Tuesday, January 29, 2013

A pint, some peanuts, and a budget LP please, landlord

An odd one this - even by cover version standards. The LP below was bought from an Ebay dealer a few days ago, in the expectation that it would be compiled from one of the common LP series. The tracks fit the bill (well, most of them), and the record was a promo item for Charringtons, the brewery firm, suggesting that the recordings had been bought in rather than distilled in the company cellar. It's called, fittingly, "Tavern Top Pops":

So, this LP is a promotional release which appears to have no specific label - but like the Flair EPs which were the subject of my last post, my efforts to identify the recordings hit a brick wall. All of the tracks were hits at the end of 1971 and start of 1972, giving a rough date of Feb 1972, and I noted initially that nearly all of them appeared on Mike Morton's contemporary "Non-Stop Hits" LPs. Needle and vinyl disagreed however; these were different recordings, and indeed, I have yet to determine where they originate.

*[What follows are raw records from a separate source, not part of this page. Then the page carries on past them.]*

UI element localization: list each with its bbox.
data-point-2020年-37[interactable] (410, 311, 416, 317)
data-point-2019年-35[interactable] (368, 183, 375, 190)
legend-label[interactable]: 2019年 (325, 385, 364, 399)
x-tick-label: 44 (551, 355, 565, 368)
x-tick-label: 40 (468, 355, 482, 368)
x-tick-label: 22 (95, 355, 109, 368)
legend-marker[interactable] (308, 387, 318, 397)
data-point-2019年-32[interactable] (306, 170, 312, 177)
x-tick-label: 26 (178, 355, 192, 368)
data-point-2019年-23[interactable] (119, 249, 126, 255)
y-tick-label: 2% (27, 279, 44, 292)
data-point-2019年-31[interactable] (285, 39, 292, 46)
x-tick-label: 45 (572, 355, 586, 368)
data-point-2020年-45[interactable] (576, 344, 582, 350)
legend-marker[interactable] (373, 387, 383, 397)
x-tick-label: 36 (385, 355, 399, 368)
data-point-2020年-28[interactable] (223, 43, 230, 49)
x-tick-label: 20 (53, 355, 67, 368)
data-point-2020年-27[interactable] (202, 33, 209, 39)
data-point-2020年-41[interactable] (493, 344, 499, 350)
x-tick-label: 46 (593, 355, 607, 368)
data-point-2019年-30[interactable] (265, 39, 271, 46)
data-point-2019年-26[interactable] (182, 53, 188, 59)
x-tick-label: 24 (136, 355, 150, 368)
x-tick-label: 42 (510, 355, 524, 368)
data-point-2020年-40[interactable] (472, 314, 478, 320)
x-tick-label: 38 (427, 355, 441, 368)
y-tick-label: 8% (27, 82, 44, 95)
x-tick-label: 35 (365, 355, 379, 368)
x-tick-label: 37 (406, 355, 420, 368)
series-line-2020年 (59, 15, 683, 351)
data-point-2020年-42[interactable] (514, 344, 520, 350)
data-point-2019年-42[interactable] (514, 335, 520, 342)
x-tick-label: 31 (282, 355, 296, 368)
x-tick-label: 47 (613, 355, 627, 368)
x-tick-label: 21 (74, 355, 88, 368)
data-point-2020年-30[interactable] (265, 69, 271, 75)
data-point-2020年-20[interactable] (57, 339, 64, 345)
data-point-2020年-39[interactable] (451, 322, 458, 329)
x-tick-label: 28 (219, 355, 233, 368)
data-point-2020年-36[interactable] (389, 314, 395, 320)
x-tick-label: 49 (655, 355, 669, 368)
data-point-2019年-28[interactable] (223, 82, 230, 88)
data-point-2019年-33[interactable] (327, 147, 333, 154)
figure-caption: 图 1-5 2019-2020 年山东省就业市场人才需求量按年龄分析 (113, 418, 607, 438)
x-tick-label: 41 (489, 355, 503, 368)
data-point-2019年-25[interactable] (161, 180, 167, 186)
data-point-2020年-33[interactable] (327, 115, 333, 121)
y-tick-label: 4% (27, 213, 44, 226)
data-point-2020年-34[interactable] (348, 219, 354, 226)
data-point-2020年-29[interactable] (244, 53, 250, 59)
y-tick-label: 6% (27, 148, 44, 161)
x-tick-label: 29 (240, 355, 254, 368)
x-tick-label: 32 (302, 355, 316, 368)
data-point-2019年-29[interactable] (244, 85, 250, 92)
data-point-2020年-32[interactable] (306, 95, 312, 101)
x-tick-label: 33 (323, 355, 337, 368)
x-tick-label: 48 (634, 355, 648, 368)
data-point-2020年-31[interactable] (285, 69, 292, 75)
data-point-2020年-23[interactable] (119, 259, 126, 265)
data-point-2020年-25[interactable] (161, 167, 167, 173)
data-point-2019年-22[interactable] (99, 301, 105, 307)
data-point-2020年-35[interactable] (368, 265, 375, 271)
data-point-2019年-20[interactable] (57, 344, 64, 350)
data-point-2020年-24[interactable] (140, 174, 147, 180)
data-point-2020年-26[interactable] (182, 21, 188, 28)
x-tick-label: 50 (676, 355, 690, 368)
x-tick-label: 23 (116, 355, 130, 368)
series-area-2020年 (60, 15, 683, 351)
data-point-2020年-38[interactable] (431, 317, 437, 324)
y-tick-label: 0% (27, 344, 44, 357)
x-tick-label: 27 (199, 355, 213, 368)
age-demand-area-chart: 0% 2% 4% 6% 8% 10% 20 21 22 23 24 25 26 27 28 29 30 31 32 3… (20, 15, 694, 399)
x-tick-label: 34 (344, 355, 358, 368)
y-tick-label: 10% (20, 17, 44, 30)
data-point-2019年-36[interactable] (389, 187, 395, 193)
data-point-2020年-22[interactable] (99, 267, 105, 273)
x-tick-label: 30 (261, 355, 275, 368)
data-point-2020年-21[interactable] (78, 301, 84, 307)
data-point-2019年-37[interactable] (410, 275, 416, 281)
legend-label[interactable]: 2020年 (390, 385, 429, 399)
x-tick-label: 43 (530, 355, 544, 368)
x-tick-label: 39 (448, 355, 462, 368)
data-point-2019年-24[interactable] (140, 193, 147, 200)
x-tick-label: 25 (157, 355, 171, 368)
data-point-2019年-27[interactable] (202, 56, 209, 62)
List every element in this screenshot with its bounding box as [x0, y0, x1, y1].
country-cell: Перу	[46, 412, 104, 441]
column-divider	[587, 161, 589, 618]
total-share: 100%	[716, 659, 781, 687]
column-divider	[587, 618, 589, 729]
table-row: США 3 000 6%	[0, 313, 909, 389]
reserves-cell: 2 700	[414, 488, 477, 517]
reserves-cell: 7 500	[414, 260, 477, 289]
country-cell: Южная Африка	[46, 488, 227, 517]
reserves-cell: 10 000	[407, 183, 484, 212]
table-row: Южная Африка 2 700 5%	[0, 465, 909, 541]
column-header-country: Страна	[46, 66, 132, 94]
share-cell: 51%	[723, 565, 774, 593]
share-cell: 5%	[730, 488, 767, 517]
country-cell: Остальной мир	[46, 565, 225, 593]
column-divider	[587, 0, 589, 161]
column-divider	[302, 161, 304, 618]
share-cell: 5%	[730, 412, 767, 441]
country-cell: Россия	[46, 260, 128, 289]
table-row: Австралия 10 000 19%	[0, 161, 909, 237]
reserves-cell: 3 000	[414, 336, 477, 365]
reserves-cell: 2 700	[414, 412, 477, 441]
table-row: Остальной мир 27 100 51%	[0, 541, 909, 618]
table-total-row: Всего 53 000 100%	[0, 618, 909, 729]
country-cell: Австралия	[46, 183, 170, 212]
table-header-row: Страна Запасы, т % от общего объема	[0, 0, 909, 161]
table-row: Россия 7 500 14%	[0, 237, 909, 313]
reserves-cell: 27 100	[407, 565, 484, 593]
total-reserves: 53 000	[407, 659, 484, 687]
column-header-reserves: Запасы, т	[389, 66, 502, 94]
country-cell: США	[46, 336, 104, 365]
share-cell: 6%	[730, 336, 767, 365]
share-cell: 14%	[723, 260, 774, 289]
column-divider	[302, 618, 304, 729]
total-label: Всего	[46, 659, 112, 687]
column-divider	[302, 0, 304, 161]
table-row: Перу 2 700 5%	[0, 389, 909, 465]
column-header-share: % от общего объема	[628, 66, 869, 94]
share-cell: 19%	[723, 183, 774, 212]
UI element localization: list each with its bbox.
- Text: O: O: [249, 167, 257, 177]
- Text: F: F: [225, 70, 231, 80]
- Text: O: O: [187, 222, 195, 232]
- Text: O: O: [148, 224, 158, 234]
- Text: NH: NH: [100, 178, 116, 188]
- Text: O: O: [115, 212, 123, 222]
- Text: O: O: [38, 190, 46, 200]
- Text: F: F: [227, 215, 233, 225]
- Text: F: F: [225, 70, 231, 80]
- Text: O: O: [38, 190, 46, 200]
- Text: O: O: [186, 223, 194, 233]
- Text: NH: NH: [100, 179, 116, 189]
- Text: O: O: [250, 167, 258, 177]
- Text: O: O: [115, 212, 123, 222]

Could they have been recorded especially for this collection? It's unlikely but not impossible. One of them - the last on the album - is an obscure cut called "Warming Up The Band", which was originally recorded by Heads, Hands and Feet, but was never a UK hit. In case anyone reading this can help, here's a version of "American Pie" taken from the LP. Does anyone recognise it?

Tavern Top Pops American Pie.mp3

Charringtons were part of the Bass brand, with the red triangle logo, and seem to have been connected with a pub chain called Wheatley Taverns. Why they dabbled in the cover version LP is not obvious, but they claim in the sleevenotes that, "the object is to give customers of Wheatley Taverns and other Bass Charringtons outlets the opportunity to collect a set of high standard pop records at a reasonable price." (They'd obviously never heard of "Top of the Pops" then!)

Oddly, they also make mention of their "featured groups", suggesting one of the acts on the LP might become big deal. Erm, which groups would they be then? The LP is completely anonymous! Mind you, any sleevenotes which begin with the daft statement, "This record is the first of a series commencing with Volume One" can't be taken too seriously... and was there ever a Volume Two, I wonder?

So here it is - mystery upon mystery, but a nice addition to the collection. What more could you want? "Good beer, good food, dancing to top groups and DJs, star cabaret, go go and talent competitions", of course!


  1. I reckon a very young Rick Wakeman plays on it.

  2. Interesting. He'd have been in YES by now though - this LP came out in 1972. Is it possible he was still doing session work at that stage?